НАДЯ: Инна, почему он не звонит?
ИННА: Денис? он никогда не звонит, и отвечает неохотно.
НАДЯ: Нет – Максим.
39. Сомненья Стаса
Ну, что вы присоветуете, добрые люди? Доверенность на имя высоконравственного Петра действительна, пардон, доколе жив высокоидейный Георгий. Обращаться к тяжелобольному с тем, чтоб составил еще и завещанье, бессовестно. А если Надежда сейчас примет дар и оформит право собственности, самозванец Максим начнет сживать ее со свету и всячески провоцировать – хотя бы неприкрытыми изменами, чтоб сама подала на развод. Чтоб сработал его дьявольский контракт. Ужас в том, что дурочка продолжает любить разоблаченного проходимца. Тот отсиживается в норе. Не знает, что Надюха крепко навернулась с платформы. Ждет, пока беглянка себя обнаружит. И ведь дождется. Девчонка полезет ему, крокодилу, в пасть, едва выздоровеет. Тьфу– тьфу, лишь бы выздоровела. Так или иначе, «муж» из бедняжки вытянет, на что глаз положил. Женщины, блин. Они всегда готовы принести последнюю жертву.

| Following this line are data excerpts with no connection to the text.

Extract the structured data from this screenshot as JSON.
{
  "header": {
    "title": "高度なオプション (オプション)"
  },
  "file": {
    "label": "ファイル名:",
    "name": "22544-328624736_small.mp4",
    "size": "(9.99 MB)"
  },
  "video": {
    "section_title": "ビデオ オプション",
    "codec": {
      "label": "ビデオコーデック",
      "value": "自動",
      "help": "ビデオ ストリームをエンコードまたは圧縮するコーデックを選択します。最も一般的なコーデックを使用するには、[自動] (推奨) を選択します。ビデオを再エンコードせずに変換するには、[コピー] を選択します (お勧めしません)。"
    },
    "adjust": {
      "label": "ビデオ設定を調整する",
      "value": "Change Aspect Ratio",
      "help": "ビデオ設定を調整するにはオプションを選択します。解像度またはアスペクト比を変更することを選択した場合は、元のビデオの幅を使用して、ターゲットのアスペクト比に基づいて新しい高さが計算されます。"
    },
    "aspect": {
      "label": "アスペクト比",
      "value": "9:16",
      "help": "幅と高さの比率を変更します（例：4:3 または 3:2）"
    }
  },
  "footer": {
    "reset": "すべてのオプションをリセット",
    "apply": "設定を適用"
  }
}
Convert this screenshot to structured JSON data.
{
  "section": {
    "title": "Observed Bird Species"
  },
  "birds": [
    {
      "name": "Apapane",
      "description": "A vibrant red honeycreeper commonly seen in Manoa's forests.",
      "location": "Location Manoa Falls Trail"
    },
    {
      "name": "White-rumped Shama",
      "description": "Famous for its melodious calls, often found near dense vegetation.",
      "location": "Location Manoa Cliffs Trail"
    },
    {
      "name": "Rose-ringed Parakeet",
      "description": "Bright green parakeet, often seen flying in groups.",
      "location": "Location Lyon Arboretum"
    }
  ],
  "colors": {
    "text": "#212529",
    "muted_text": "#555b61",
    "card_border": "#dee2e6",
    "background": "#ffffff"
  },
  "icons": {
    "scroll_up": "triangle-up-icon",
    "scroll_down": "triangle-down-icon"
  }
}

НАДЯ: Стас, я еще не знаю, как поступлю. Может, я скажу ему, как Кабирия на краю карьера – тебе нужна недвижимость? возьми.
СТАС: Лучшие кадры в мировом кинематографе – этот долгий проход по дороге всё потерявшей Кабирии. Идет, улыбается танцующим перед нею парням. Но ты не вставай в позу. Обойдется искусство без сильных сцен на твоих костях. (Некстати я упомянул про кости.) Ни шагу без моего приказа. Я тебя вытащу. Я еще его разведу на бабки. Он жох, да я не лох. Пока ходи разрабатывай лапу. Договорились?
40. Упорная во всем, и в заблужденьях тоже
У Нади пот капает со лба – третий месяц высокой температуры. Инна ушла на работу. Денис только-только задрых. Надя надевает старое Иннино пальто и по снежку бежит в поликлинику. Танцует там под музыку на ковре. Кричит: ура! рука поднялась! (В первый раз.) Как хорошо! скоро увижу ЕГО.
Я: Надя! а кто тебя запер на даче?
НАДЯ (до нее не доходит): Мы опять поедем на Кипр.
Я: Скатертью дорога. Вон аэропорты уже взрывают.
Надя отмалчивается. А февральская лазурь лазурит вовссю.
41. Отыскалась наконец
Инна со мной в заговоре: провожает меня до дверей Георгиновой хрущевки.
ИННА: Ну да, Надьку еще ветром шатает.
Открываю дверь своим ключом. Евгения заключает меня в объятья. Ну, нашлась, глупышка. Мы решили тебя не разыскивать. Дать тебе время самой одуматься. Привыкай потихоньку быть замужем.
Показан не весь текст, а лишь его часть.